Meski demikian, ia mengatakan, KSSK akan terus mewaspadai risiko dari kondisi global, yaitu munculnya gelombang varian baru Covid-19, ketimpangan distribusi vaksin, serta gangguan pada suplai global yang bisa meningkatkan tingkat inflasi.
”Disrupsi pasokan global yang lebih panjang telah menimbulkan kenaikan harga seperti harga-harga energi serta memicu terjadinya inflasi,” ujar Sri Mulyani.
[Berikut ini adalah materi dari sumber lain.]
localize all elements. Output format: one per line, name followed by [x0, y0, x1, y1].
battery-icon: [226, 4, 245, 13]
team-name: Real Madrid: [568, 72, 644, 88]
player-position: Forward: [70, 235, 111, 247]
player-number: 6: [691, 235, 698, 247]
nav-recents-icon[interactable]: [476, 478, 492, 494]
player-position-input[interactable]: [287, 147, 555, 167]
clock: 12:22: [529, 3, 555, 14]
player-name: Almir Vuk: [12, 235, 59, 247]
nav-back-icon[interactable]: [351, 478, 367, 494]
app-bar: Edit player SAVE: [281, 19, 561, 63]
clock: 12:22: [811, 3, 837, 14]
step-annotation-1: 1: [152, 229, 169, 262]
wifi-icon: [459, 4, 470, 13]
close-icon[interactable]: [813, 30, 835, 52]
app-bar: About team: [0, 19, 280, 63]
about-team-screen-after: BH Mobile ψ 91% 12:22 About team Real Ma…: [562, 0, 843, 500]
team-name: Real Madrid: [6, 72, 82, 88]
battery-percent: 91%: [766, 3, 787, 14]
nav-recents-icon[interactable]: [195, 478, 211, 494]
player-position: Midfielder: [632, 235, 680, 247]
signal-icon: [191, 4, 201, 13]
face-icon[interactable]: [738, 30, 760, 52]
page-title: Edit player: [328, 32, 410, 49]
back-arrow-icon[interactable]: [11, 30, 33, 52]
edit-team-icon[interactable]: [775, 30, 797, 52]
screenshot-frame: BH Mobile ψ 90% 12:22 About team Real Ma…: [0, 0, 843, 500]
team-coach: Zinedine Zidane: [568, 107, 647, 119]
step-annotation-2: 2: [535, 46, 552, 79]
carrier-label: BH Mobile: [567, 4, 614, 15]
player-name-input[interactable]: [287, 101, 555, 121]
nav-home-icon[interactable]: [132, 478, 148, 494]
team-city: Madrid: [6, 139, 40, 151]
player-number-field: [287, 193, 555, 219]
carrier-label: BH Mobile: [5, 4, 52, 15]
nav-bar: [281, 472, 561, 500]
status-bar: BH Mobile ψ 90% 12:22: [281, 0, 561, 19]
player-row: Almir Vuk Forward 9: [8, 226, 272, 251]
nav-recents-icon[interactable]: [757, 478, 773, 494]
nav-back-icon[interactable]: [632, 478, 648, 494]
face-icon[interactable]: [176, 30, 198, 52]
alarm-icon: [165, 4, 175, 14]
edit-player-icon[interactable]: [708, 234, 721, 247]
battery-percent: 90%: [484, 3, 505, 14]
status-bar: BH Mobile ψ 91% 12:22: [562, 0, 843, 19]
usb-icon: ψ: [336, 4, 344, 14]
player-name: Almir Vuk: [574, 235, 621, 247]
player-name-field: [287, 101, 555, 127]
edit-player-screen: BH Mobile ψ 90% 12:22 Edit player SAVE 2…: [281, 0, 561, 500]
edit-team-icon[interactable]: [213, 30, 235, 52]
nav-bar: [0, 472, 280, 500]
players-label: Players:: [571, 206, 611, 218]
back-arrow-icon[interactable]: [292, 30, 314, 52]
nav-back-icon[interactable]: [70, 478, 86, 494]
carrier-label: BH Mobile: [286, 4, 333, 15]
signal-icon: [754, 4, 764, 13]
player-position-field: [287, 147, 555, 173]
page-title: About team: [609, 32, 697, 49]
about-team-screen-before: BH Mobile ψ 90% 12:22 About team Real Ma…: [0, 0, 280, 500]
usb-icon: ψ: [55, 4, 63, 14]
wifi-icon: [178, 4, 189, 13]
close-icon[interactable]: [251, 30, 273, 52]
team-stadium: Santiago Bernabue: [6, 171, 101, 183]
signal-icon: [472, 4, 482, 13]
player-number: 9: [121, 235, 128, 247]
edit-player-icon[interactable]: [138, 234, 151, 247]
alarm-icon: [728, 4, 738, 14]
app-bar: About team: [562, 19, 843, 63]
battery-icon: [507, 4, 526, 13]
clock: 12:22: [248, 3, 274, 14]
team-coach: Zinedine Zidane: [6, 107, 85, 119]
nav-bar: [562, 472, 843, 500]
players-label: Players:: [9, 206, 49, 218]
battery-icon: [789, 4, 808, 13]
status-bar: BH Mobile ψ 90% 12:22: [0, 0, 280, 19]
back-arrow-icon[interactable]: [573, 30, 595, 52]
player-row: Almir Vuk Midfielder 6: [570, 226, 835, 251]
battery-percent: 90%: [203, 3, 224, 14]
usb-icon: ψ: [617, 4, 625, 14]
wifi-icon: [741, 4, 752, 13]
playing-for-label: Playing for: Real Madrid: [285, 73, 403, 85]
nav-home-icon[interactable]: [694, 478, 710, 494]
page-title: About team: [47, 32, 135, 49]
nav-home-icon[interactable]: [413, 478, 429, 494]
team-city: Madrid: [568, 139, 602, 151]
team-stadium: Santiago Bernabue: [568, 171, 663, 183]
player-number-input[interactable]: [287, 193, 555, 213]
Kondisi itu yang membuat lembaga multilateral, seperti Organisasi untuk Kerja Sama dan Pembangunan Ekonomi (OECD) ataupun Dana Moneter Internasional (IMF), telah menurunkan proyeksi pertumbuhan ekonomi global pada 2021 masing-masing dari 5,8 persen dan 6 persen menjadi 5,7 persen dan 5,9 persen.
Dari sisi domestik, OECD memperkirakan pertumbuhan ekonomi Indonesia pada 2021 ada di angka 3,7 persen dan 2022 di angka 4,9 persen. Adapun IMF memproyeksikan pertumbuhan ekonomi Indonesia pada 2021 hanya 3,2 persen dan pada 2022 menjadi lebih tinggi di 5,9 persen.
Sementara itu, pemerintah memperkirakan bahwa pertumbuhan ekonomi triwulan III-2021 dapat mencapai 4,5 persen, lalu pada triwulan IV-2021 proyeksinya lebih tinggi, yakni mencapai 5,4 persen. ”Jadi, secara keseluruhan pemerintah memperkirakan proyeksi ekonomi tahun ini di 4 persen, lebih tinggi dari IMF dan OECD,” ucap Sri Mulyani.
Pertumbuhan kredit
Sementara itu, Perry Warjiyo menegaskan bahwa bank sentral berkomitmen memastikan pelonggaran likuiditas untuk menopang stabilitas sistem keuangan. Sejak awal tahun ini hingga 15 Oktober 2021, BI sudah melakukan pelonggaran kuantitatif (quantitative easing/QE) sebesar Rp 129,92 triliun.
Selain itu, BI juga telah membeli Surat Berharga Negara (SBN) di pasar perdana untuk pendanaan APBN 2021. Hingga 15 Oktober 2021, tercatat BI sudah membeli SBN di pasar perdana sebesar Rp 142,54 triliun, terdiri dari Rp 67,08 triliun melalui mekanisme lelang utama dan Rp 75,46 triliun melalui mekanisme greenshoe option (GSO).
”Tahun ini, likuiditas sudah dibuat sangat longgar. Untuk itu, tahun depan pelonggaran sedikit demi sedikit akan dikurangi. Namun, akan tetap kita pastikan longgar untuk menopang pemulihan ekonomi,” ujar Perry.
Dari sisi pertumbuhan kredit, Wimboh Santoso memperkirakan pertumbuhan kredit tahun ini mencapai 4-5 persen, ditopang tingginya penyaluran kredit di sisi modal kerja dan konsumsi.
”Kredit ini tersebar pada kredit modal kerja tumbuh tahunan sebesar 2,85 persen, investasi 0,37 persen, dan konsumsi 2,95 persen,” ujarnya.
Tercatat hingga September 2021, pertumbuhan kredit sudah di jalur positif dengan realisasi 2,21 persen apbila dibandingkan dengan posisi September 2020. Adapun jika dihitung sejak awal Januari 2021, pertumbuhan kredit hingga September 2021 mencapai 3,12 persen.